Thursday, December 9, 2010

cambiamento.

crying: the process of shedding tears (usually accompanied by sobs or other inarticulate sounds)

Crying is a rather strange thing when you think about it...it's almost uncontrollable. You can cry tears of joy, tears of pain, or tears can fall from your face when you stare at a bright computer screen too long...(which is the kind i am experiencing right now)

In the past few weeks...I have shed all 3 kinds of tears. (for me...that is quite an accomplishment, I don't tend to cry very often) I guess you could say I have been in touch with my emotions these days.

Today I reflected on who I was before I moved to Boston...and just how much God has taught me upon leaving Arkansas and beginning my endeavors in New England. It's kind of overwhelming how God creeps into your life. I was this vulnerable broken girl...who was so stubborn and selfish. I thought I had it all figured out...I was going to move to Boston and kill it! (can you say prideful?) I was going to be this fabulous hair stylist, when in reality, God had another agenda for me...who knew that he could use swing dancing to introduce me to people who led worship for a God-centered church? I sure didn't.

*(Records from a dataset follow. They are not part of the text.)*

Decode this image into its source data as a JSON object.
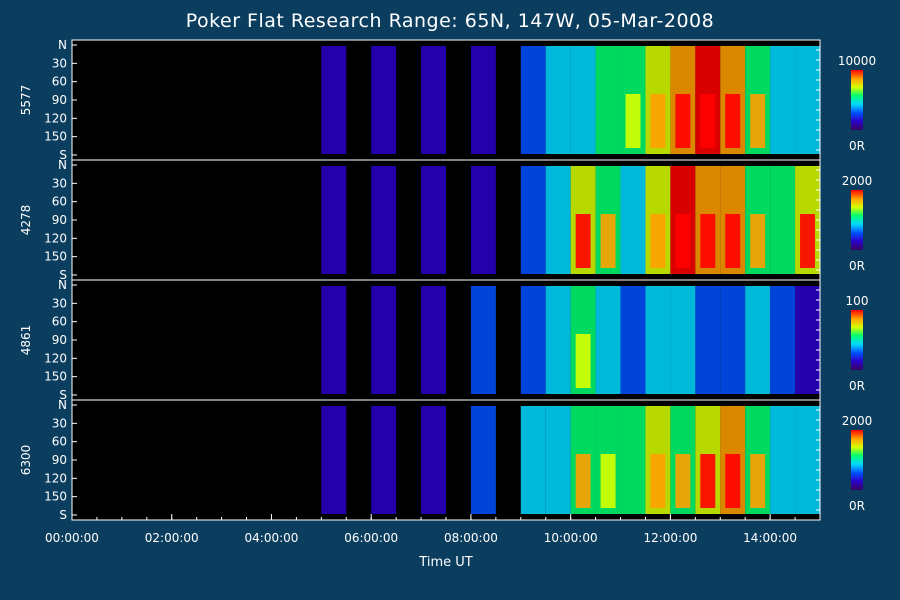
{
  "title": "Poker Flat Research Range: 65N, 147W, 05-Mar-2008",
  "chart_data": {
    "type": "heatmap",
    "title": "Poker Flat Research Range: 65N, 147W, 05-Mar-2008",
    "xlabel": "Time UT",
    "x_ticks": [
      "00:00:00",
      "02:00:00",
      "04:00:00",
      "06:00:00",
      "08:00:00",
      "10:00:00",
      "12:00:00",
      "14:00:00"
    ],
    "x_range_hours": [
      0,
      15
    ],
    "y_range_deg": [
      0,
      180
    ],
    "y_tick_labels": [
      "N",
      "30",
      "60",
      "90",
      "120",
      "150",
      "S"
    ],
    "colormap": [
      "#3a0060",
      "#2a00c8",
      "#0050ff",
      "#00d8ff",
      "#00ff70",
      "#d8ff00",
      "#ffa000",
      "#ff0000"
    ],
    "panels": [
      {
        "name": "5577",
        "cbar_max": "10000",
        "cbar_min": "0R",
        "bands": [
          {
            "t": 5.0,
            "v": 0.08
          },
          {
            "t": 6.0,
            "v": 0.12
          },
          {
            "t": 7.0,
            "v": 0.15
          },
          {
            "t": 8.0,
            "v": 0.2
          },
          {
            "t": 9.0,
            "v": 0.3
          },
          {
            "t": 9.5,
            "v": 0.4
          },
          {
            "t": 10.0,
            "v": 0.45
          },
          {
            "t": 10.5,
            "v": 0.5
          },
          {
            "t": 11.0,
            "v": 0.55
          },
          {
            "t": 11.5,
            "v": 0.7
          },
          {
            "t": 12.0,
            "v": 0.85
          },
          {
            "t": 12.5,
            "v": 0.95
          },
          {
            "t": 13.0,
            "v": 0.8
          },
          {
            "t": 13.5,
            "v": 0.6
          },
          {
            "t": 14.0,
            "v": 0.4
          },
          {
            "t": 14.5,
            "v": 0.45
          }
        ]
      },
      {
        "name": "4278",
        "cbar_max": "2000",
        "cbar_min": "0R",
        "bands": [
          {
            "t": 5.0,
            "v": 0.08
          },
          {
            "t": 6.0,
            "v": 0.1
          },
          {
            "t": 7.0,
            "v": 0.12
          },
          {
            "t": 8.0,
            "v": 0.2
          },
          {
            "t": 9.0,
            "v": 0.3
          },
          {
            "t": 9.5,
            "v": 0.45
          },
          {
            "t": 10.0,
            "v": 0.75
          },
          {
            "t": 10.5,
            "v": 0.6
          },
          {
            "t": 11.0,
            "v": 0.45
          },
          {
            "t": 11.5,
            "v": 0.7
          },
          {
            "t": 12.0,
            "v": 0.95
          },
          {
            "t": 12.5,
            "v": 0.85
          },
          {
            "t": 13.0,
            "v": 0.85
          },
          {
            "t": 13.5,
            "v": 0.6
          },
          {
            "t": 14.0,
            "v": 0.5
          },
          {
            "t": 14.5,
            "v": 0.75
          }
        ]
      },
      {
        "name": "4861",
        "cbar_max": "100",
        "cbar_min": "0R",
        "bands": [
          {
            "t": 5.0,
            "v": 0.1
          },
          {
            "t": 6.0,
            "v": 0.15
          },
          {
            "t": 7.0,
            "v": 0.2
          },
          {
            "t": 8.0,
            "v": 0.3
          },
          {
            "t": 9.0,
            "v": 0.35
          },
          {
            "t": 9.5,
            "v": 0.4
          },
          {
            "t": 10.0,
            "v": 0.55
          },
          {
            "t": 10.5,
            "v": 0.4
          },
          {
            "t": 11.0,
            "v": 0.35
          },
          {
            "t": 11.5,
            "v": 0.45
          },
          {
            "t": 12.0,
            "v": 0.4
          },
          {
            "t": 12.5,
            "v": 0.3
          },
          {
            "t": 13.0,
            "v": 0.3
          },
          {
            "t": 13.5,
            "v": 0.4
          },
          {
            "t": 14.0,
            "v": 0.3
          },
          {
            "t": 14.5,
            "v": 0.2
          }
        ]
      },
      {
        "name": "6300",
        "cbar_max": "2000",
        "cbar_min": "0R",
        "bands": [
          {
            "t": 5.0,
            "v": 0.12
          },
          {
            "t": 6.0,
            "v": 0.15
          },
          {
            "t": 7.0,
            "v": 0.18
          },
          {
            "t": 8.0,
            "v": 0.35
          },
          {
            "t": 9.0,
            "v": 0.4
          },
          {
            "t": 9.5,
            "v": 0.45
          },
          {
            "t": 10.0,
            "v": 0.6
          },
          {
            "t": 10.5,
            "v": 0.55
          },
          {
            "t": 11.0,
            "v": 0.5
          },
          {
            "t": 11.5,
            "v": 0.7
          },
          {
            "t": 12.0,
            "v": 0.6
          },
          {
            "t": 12.5,
            "v": 0.75
          },
          {
            "t": 13.0,
            "v": 0.85
          },
          {
            "t": 13.5,
            "v": 0.6
          },
          {
            "t": 14.0,
            "v": 0.4
          },
          {
            "t": 14.5,
            "v": 0.4
          }
        ]
      }
    ]
  }
}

What an impact this church has made on my life...I have NEVER felt more loved by a church (a body of people who love each other and serve Christ). I can honestly say that this church has a genuine heart for the Lord..they truly love God and love people, because He first loved us.

I am tearing up just thinking about how much God has done in my life in the past couple years...it is truly wonderful to think about, and I know this is only the beginning.

It's funny how life changes so unexpectedly. It comes out of no where.

As for man, his days are like grass; he flourishes like a flower of the field; for the wind passes over it, and it is gone, and its place knows it no more.
Psalm 103:15-16

My life may be short, but I want it spent honoring Him.

Search me, God, and know my heart; test me and know my anxious thoughts. See if there is any offensive way in me, and lead me in the way everlasting.